Please call me by my true names,
so I can wake up,
and so the door of my heart can be left open,
the door of compassion.

- Thich Nhat Hanh

4 Comments

  1. Sicco,

    Thanks for sharing your article. If you hang around SpokaneFavs awhile you’ll discover that I’m one of the few acknowledged Christian fundamentalists writing. I’d like to make the distinction between “fundamentalism” which represents a group of sometimes ignorant and mis-directed folks that represent a small group of “christianity”. I am a born-again Christian who believes that the Bible is God’s own innerant special revelation of Himself, able to teach us all we need to know about His every aspect, and especially the Way to know Him and be reconciled to Him, being alienated and hostile toward Him because of our own sin and rebellion. This nature, inherited from Adam ( our real original ancestor), is what contributes to all these problems you have spent much time trying to unravel in your article. I believe that our world and universe have been created by Him, to glorify Himself and save from out of this twisted world any and all who will accept and receive forgiveness paid for by Jesus Christ’s substitutionary death for us on the cross.
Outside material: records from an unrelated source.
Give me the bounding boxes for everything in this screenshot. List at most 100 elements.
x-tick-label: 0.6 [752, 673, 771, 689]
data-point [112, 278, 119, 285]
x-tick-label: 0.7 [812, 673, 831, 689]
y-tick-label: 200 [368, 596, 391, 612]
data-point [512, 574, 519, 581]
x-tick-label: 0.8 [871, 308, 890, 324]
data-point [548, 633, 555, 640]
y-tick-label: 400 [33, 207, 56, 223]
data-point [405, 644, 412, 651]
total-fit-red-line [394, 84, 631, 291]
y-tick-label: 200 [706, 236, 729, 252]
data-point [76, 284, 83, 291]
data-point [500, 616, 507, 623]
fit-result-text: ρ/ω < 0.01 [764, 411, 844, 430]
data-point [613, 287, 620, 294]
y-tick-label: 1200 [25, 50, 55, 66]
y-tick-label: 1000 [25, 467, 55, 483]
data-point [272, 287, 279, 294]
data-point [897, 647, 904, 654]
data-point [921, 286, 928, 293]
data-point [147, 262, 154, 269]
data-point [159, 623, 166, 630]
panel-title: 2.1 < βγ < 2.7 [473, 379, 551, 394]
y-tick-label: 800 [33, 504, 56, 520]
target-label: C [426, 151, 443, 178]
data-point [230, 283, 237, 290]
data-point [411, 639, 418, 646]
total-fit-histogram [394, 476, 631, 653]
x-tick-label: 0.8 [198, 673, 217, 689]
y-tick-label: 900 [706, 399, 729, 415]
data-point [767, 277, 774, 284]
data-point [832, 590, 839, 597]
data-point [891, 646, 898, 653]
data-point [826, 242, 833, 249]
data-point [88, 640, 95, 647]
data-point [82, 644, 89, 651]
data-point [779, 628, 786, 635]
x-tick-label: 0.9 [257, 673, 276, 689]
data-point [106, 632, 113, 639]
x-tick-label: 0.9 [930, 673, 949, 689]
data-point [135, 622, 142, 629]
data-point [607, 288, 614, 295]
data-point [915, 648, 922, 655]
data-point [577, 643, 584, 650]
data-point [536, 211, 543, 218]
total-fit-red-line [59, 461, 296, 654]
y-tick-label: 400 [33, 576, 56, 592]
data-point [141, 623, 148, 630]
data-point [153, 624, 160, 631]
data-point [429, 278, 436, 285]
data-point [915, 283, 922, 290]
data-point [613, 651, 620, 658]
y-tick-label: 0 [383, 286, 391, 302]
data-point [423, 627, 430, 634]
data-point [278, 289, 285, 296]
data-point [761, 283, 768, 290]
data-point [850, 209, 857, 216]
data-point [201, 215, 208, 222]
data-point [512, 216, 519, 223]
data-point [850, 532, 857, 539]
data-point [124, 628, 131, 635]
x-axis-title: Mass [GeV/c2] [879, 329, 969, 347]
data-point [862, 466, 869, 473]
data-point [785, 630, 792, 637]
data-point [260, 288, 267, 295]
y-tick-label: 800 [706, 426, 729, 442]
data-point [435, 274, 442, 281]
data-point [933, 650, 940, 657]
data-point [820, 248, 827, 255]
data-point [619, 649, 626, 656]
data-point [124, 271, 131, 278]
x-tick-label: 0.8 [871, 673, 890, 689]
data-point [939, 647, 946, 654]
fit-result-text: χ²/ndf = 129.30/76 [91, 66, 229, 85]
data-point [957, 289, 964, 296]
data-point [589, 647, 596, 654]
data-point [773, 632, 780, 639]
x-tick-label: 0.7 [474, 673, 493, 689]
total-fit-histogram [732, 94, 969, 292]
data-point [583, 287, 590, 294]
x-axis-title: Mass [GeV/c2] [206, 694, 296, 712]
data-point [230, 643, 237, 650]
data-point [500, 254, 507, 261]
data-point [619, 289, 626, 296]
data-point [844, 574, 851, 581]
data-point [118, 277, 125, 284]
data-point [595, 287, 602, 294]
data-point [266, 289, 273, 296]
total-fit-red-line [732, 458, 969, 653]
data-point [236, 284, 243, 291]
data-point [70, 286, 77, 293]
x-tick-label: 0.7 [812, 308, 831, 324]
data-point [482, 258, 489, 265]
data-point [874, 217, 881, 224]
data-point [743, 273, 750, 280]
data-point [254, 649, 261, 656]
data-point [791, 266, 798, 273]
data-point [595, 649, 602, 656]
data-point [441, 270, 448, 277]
As a true believer in Him I have experienced a level of peace, joy and hope that I could not any other way. I praise Him, seek to obey Him by the power that He Himself has promised to provide by His own miraculous creation of new life in my spirit, and have no fear of any “other”, or animosity toward them. I would only pray that all would come to realize this truth and experience this reconciliation for themselves, something we can never work up or come to in and of ourselves, it is from outside of us, from Him, our loving, and merciful Creator.

  2. Tracy Simmons

    Dennis – I’m Tracy, the editor of the site, and just wanted to say that I appreciate your fundamental voice and always welcome your thoughts :)

  3. Hi Dennis,

    Thanks for taking time to read and respond! i appreciate reading your thoughtful comment, and am glad that your path is giving you peace, joy, hope, and that you have no fear of any “other”. This are important fruits of a spiritual practice. And when you have that going for you, you’re naturally much kinder to your neighbor, which is a good measure by which we can see if a faith or wisdom tradition is helping vs harming.